Data Collection: Teaching Social Studies Skills and Historical Thinking

Historical Thinking, or learning social studies skills, focuses on a student’s ability to analyze, evaluate, and create arguments and solutions based on a method of inquiry. There are several ways students can demonstrate their cognitive ability to historically think, including analyzing primary sources, developing original answers based on their observations, and supporting their findings with evidence and rational.

My preservice teachers believe that historical thinking is important. When I ask students about historical thinking, many of them realize they do not have a good definition, or they give me a shallow answer. Since my students have at best a poor understanding of historical thinking, how can I collect data that will inform me of their level of understanding and how will I use the data to adjust my practice? I do not want to simply explain what I think is best because the students still may not understand.

Brookfield describes this himself; “We may exhibit an admirable command of content and possess a dazzling variety of pedagogical skills, but without knowing what’s going on in our students’ heads that knowledge may be presented and the skills exercised in a vacuum of misunderstanding” (Brookfield, 22).

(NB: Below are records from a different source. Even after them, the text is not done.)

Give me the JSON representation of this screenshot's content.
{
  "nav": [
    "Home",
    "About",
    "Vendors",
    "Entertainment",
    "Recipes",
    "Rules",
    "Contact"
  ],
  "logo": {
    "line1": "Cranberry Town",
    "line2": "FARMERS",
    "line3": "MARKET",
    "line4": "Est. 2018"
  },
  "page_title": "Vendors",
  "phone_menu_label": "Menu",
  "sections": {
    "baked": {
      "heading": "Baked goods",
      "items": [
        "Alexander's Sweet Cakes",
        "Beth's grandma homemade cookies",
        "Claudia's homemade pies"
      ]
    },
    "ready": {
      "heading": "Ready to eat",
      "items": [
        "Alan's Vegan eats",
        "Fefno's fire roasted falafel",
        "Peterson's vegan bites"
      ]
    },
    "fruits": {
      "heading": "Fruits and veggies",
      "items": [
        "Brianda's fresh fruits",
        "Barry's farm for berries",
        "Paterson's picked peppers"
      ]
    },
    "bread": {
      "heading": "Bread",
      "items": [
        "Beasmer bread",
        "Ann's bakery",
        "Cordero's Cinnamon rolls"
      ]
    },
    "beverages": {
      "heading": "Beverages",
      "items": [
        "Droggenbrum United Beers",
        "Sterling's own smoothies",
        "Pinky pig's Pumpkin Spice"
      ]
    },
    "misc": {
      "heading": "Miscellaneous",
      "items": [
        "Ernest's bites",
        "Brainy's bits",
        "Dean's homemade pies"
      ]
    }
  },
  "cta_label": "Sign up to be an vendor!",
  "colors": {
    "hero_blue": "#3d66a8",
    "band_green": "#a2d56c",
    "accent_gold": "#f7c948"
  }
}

In regard to historical thinking, I possess more knowledge than my students, but I need to ensure that I do not go over their heads with my teaching. In order to teach historical thinking effectively, I need to collect my students’ opinions on what they believe it to be and how it should be taught.

Practical Data Collections

1. I could give my students four to five short teaching scenarios and ask them to order them from the lesson that has the most historical thinking to the one that possesses the least. Students could then justify their ranking in a paragraph. The results of this data could be shown to students and an online discussion could follow.

2. I could give students an assignment that measures historical thinking, something similar to a lesson from Stanford’s History Group. I would collect their responses, measure the amount of historical thinking, and then give students a rubric to show them how I graded. Based on the formative assessments, students and I could identify what about historical thinking they understand and do not understand.